Indeed, Juliet’s respect for him went up to a very high level when she found that not only was he determined to help himself, he contrived to make Verity do so, too—and that with a reasonably good grace.

“A firm hand, that’s what she needs,” he told Juliet, in front of Verity. And Verity only laughed.

Really, if she goes on like this, I shall begin to grow fond of her,
thought Juliet amusedly.

But she was glad of all the assistance there was. It was an indescribably oppressive weekend. Even on the Friday evening, when the three arrived from Bathurst, it was hot and airless enough, but by the time they rose on Saturday morning, the sky was like a dull lid over their heads.

Not a leaf or a blade of shriveled grass seemed to stir, and the only sign of activity was the ceaseless rustle and chatter of the cicadas.

Juliet remembered then what Martin had said about them—how they became maddening when it was very hot. But she tried hard to ignore them—and also to ignore the way her thin dress clung to her as she moved about at half her usual pace.

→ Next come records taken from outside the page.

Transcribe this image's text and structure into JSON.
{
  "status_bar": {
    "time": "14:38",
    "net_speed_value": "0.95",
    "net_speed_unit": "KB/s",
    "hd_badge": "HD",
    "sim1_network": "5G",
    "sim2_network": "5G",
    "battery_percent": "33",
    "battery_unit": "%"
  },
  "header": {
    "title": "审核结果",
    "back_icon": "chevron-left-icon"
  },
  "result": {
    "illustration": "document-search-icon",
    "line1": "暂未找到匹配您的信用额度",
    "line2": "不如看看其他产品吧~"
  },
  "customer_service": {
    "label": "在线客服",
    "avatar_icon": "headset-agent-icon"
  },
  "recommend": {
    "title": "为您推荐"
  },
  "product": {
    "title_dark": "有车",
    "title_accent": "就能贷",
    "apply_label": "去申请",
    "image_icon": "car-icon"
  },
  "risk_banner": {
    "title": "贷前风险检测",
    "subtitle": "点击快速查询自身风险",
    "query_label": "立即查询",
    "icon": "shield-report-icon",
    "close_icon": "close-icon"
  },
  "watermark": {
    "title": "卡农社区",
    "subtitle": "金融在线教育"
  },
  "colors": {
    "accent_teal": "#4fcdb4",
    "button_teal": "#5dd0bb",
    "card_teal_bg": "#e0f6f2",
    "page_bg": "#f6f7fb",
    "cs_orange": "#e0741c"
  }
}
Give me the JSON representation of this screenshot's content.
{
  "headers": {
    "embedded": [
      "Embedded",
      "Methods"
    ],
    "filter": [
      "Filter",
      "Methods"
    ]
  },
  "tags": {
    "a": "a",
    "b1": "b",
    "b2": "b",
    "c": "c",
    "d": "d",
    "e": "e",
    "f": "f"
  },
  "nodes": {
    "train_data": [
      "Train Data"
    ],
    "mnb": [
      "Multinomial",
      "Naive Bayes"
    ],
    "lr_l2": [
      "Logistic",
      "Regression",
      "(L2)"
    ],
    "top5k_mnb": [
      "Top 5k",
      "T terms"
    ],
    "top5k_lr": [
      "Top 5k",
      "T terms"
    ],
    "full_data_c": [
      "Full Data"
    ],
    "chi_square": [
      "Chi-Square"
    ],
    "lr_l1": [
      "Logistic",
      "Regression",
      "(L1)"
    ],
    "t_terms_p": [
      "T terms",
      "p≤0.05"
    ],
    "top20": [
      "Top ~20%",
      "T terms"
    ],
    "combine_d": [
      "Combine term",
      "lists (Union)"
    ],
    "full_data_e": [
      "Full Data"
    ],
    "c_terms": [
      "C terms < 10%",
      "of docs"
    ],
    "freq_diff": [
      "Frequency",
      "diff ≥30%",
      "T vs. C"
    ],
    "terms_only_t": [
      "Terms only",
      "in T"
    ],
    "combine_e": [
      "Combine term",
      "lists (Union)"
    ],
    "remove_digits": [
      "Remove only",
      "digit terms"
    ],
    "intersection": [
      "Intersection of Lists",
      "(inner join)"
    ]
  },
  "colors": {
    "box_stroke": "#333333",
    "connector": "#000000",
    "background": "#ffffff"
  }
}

“How strange the sky looks, Max.” She was standing on the back veranda with him in the early afternoon, looking out toward the hill behind the house, and she thought she had never seen anything so menacing as the grayish yellow of the sky with the dark hill standing out in relief against it.

“Yes. I don’t like the look of it at all.” Max had been rather silent all the morning, and she thought he seemed vaguely depressed—a most unusual condition with him.

“Do you think there is going to be a storm?”